Sunday, May 15, 2016
As a family, we went to see Disney's The Jungle Book this weekend. I had heard great things about it and I knew this was something we'd want to see on the Big Screen and not wait for it to come to video or Netflix. I was not disappointed. While, the cinematography was amazing, the scenery breathtaking, the digital effects pretty cool, that's not what stayed with me.
I won't spoil anything for those of you that have not seen it yet, but there is a point in the movie where there has been a drought in the dry season. The only watering hole has dried so much that it has exposed the "Peace Rock". It is Law that once this rock has been exposed there is no hunting or killing in the Jungle. You see all the animals come together to drink; prey and predator side by side.
Immediately, I thought of The Rock (no, not Duane Johnson) The Rock, Jesus Christ. He is the real-life Peace Rock. All can come to Him for refuge and a safe harbor. It doesn't matter what your background is, who your family is or where you've come from. He is there to bring everyone peace. We only have to go and partake of Him.
Monday, May 9, 2016
It's been a while since I've blogged. I'm sitting in a Technology Training and realizing once again how much my hands are tied. I hate this feeling. There's so much I'd like to try and do, but due to circumstances beyond my control, I am unable to do these things. It's not all out of my hands though, I also need to persevere. I start something with good intentions, then within a few months, weeks or sometimes even days it's laying on the wayside and I'm back into my old rut. Ugh.
Friday, September 20, 2013
Today was cloudy and gray as I left school. I've had a busy week and know my weekend will be just as jammed. My mind is cramped with thoughts of our house that needs to be sold and wondering if we'll ever find a place of our own again.
I turned the corner and looked up to where I should see The Mountain.
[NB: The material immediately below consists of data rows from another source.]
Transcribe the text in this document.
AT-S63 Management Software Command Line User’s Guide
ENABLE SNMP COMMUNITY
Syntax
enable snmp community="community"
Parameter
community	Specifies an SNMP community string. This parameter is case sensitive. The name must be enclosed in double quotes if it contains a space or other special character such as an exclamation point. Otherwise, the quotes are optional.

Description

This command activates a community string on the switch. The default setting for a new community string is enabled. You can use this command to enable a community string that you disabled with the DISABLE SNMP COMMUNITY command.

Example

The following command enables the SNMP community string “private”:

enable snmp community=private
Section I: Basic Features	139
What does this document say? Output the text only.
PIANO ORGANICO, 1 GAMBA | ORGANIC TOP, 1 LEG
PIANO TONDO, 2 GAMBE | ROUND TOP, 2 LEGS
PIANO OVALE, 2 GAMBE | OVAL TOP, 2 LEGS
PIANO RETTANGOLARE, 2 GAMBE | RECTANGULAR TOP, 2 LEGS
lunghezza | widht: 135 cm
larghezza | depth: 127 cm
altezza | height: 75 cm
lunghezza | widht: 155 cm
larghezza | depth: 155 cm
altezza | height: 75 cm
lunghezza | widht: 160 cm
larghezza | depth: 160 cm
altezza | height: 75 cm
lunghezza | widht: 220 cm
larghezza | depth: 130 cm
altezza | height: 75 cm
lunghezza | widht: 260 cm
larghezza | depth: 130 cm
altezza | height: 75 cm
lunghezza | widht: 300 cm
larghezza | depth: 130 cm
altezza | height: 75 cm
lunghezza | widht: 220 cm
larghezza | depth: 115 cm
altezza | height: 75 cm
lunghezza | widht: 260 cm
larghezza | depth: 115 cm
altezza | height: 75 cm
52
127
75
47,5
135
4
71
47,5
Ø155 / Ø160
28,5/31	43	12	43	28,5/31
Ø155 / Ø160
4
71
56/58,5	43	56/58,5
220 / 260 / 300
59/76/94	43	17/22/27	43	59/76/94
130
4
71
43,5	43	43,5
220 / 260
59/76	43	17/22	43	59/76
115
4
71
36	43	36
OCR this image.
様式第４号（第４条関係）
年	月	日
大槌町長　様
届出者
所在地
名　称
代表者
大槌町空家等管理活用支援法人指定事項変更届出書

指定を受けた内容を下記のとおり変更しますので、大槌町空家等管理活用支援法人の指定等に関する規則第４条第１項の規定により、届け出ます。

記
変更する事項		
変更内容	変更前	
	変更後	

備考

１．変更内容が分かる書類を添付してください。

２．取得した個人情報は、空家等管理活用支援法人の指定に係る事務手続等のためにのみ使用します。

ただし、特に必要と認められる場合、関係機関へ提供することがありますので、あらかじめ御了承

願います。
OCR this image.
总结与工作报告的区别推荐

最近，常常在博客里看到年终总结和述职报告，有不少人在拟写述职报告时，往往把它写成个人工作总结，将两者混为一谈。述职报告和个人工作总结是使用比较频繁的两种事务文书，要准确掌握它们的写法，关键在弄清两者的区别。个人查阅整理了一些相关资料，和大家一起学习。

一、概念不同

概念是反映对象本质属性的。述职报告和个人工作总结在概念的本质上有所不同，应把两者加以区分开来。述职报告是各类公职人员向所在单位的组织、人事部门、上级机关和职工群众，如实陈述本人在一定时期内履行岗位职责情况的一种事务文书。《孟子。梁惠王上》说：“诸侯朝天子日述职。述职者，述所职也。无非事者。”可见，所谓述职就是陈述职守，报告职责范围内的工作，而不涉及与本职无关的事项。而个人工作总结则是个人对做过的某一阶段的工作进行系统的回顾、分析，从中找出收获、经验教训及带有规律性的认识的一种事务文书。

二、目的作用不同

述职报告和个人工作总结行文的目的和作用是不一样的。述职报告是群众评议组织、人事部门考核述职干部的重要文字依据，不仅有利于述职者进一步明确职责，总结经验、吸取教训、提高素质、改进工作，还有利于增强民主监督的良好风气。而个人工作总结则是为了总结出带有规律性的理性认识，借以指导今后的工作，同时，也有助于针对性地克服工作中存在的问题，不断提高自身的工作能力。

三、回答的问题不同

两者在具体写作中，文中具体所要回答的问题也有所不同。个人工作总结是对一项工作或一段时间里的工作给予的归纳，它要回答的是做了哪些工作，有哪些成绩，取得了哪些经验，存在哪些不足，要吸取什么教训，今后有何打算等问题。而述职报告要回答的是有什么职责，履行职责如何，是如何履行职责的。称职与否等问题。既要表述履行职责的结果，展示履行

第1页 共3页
All I saw was gray skies, however, my heart still lifted. I declared, "Mountain, I know you're there! You didn't go anywhere. I just can't see you right now".
It made me think about God. Sometimes it's so easy to feel His presence and know that He's near. Other days, our circumstances or surroundings may make it difficult to "see" Him. But He's always there. He's not going anywhere. Just knowing He's close to us, makes me feel better.